Before the bell: c’est la vie

The French government has fallen, raising concerns over interest rates in neighboring countries. X-Fab hosts its investor day.

It’s official. Last night, the French government collapsed at one of the worst possible times for the country. Not only is there no approved budget heading into the year-end—leaving financial markets ready to target France—but under Article 12 of the constitution, new elections cannot be held until summer unless Macron resigns and calls for presidential elections. As a result, Belgium, France, and Germany all find themselves without a government just as Trump prepares to take office.
Markets, however, remain unshaken, with the Euro Stoxx 50 climbing 0.8% and the S&P 500 gaining 0.6%. The latter was buoyed by Fed Chair Jerome Powell’s remarks that the U.S. economy remains remarkably strong, urging caution on further rate cuts.

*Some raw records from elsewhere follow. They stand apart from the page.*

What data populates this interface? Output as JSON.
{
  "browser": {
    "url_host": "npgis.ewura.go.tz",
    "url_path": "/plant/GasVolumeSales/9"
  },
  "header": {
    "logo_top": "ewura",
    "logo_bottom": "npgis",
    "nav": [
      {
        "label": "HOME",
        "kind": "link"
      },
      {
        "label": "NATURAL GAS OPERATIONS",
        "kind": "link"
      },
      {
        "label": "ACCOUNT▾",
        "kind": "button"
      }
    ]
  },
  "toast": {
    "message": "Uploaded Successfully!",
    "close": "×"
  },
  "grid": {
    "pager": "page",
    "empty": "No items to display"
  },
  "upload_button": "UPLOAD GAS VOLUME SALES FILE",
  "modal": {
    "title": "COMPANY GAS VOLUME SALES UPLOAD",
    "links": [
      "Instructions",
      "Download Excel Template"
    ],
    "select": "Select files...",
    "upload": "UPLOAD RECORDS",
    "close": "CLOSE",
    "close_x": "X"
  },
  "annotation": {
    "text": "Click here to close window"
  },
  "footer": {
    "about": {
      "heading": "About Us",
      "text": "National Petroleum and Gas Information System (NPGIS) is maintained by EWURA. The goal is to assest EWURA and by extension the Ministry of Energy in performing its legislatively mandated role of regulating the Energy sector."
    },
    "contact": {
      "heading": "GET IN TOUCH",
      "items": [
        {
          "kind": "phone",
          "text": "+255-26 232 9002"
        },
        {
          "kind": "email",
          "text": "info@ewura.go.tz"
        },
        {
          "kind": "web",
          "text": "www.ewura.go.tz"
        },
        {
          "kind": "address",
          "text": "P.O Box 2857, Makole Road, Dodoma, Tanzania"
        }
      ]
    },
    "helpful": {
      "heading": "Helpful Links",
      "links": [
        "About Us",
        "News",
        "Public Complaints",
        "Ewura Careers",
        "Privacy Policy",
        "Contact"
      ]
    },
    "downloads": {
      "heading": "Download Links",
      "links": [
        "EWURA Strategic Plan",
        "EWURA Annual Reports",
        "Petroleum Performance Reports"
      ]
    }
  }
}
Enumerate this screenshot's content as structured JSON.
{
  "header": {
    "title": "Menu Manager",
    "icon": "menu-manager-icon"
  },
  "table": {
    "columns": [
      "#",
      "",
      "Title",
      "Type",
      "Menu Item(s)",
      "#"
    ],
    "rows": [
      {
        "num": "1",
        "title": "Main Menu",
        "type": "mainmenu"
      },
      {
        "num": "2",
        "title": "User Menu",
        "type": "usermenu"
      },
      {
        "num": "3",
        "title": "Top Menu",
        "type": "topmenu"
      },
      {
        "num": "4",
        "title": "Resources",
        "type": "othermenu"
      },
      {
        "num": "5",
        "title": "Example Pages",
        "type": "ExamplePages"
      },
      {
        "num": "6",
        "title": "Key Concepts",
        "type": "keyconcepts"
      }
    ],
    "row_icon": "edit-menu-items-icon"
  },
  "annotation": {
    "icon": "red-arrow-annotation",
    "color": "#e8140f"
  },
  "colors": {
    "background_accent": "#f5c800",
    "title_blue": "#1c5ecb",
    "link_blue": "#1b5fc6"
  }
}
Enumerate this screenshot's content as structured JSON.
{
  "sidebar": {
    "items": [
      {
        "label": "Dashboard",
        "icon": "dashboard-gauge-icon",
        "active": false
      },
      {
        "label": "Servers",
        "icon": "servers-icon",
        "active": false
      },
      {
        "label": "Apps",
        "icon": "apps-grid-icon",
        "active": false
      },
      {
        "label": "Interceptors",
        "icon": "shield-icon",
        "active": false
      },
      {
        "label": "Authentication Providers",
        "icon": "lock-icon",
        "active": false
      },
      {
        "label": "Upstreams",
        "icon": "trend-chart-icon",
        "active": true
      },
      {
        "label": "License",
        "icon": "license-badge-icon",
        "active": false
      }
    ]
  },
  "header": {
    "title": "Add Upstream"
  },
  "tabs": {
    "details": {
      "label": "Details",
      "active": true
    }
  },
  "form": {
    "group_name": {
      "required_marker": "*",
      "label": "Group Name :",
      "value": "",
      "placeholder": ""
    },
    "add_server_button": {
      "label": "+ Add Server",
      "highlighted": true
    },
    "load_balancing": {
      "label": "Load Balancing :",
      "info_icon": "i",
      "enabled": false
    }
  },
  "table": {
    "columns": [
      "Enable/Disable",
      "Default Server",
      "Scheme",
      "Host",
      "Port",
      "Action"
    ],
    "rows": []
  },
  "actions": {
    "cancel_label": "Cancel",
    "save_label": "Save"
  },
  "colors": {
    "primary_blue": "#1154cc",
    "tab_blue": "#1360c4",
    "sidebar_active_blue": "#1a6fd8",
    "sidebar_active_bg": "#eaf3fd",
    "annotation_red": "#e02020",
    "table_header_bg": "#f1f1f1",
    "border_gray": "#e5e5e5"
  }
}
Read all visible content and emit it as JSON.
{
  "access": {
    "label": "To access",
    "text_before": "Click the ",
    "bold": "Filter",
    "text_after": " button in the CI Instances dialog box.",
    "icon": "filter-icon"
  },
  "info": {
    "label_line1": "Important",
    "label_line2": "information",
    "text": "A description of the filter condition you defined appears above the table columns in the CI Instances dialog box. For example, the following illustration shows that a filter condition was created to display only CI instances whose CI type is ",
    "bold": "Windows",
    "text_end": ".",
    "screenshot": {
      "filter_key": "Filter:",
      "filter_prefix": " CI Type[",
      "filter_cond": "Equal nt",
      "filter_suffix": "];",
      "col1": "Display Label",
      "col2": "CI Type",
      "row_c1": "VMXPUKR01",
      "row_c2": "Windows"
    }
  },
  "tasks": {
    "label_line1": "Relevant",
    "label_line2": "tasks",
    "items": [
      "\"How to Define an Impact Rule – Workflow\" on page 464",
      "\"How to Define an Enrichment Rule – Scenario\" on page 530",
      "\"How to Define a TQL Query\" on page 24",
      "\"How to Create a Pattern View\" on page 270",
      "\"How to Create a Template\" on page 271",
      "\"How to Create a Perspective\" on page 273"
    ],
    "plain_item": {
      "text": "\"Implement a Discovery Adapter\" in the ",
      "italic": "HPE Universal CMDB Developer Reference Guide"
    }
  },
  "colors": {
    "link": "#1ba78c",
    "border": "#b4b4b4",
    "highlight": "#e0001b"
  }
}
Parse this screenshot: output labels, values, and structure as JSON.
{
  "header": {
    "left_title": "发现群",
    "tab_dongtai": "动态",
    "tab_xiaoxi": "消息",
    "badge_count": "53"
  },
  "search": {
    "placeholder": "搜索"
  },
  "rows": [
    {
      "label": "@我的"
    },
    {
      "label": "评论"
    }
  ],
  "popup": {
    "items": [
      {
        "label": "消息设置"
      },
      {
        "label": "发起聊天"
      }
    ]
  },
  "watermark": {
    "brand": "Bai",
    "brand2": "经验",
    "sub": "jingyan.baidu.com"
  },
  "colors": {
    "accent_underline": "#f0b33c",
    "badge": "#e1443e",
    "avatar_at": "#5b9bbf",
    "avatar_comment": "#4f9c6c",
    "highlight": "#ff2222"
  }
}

In corporate news, the earnings season is winding down as companies prepare for the holiday season. The most shocking event yesterday was the shooting of the CEO of UnitedHealth’s insurance division during an investor day. Meanwhile, Salesforce surged 11% following better-than-expected quarterly results. Proximus and Ageas both trimmed their dividends; after adjustments, Ageas gained 3% and Proximus 4.8%. Eyes now turn to the delayed OPEC+ meeting. Disagreements among member nations make it difficult to strike a deal to raise oil prices, and a failed meeting could drive oil prices lower.

Sanctions squeeze corporate earnings

The semiconductor sector continues to face pressure, as evidenced by Synopsys’ latest results. Earnings per share rose sharply to 3.40 dollars, up from 3 dollars last quarter. However, forward guidance was concerning. Macro headwinds in the automotive sector are expected to reduce next quarter’s earnings to 2.77–2.82 dollars per share, with revenue falling from 1.63 billion dollars to between 1.435 billion and 1.465 billion dollars. This reflects challenges posed by Chinese export controls on chips—an issue likely to worsen under a Trump presidency.

From 2026 to 2030

“Predictions are often worth less than the paper they’re written on,” a saying often repeated in my family. A glance back at past forecasts shows how far reality often deviates from plans. X-Fab’s projection to achieve 1.5 billion dollars in revenue by 2026 is no exception. During yesterday’s investor day, the group tempered expectations, shifting the target to 2030. With a gross margin of 35%, X-Fab anticipates achieving EBITDA of 525 million euros—almost equivalent to its market capitalization as of yesterday.
Investors are optimistic, focusing instead on the revised target of 1.05 billion dollars in revenue and 315 million euros in EBITDA by 2026. While the company currently faces headwinds in the automotive sector, these are not expected to last. Our view? Those patient enough to wait until 2030 likely won’t regret investing in X-Fab.

Did you know…

that Greek bonds are currently considered less risky than French government bonds? Yesterday, the 10-year yield on Greek government bonds was around 2.90%, comparable to French bonds. French interest rates are expected to rise further today.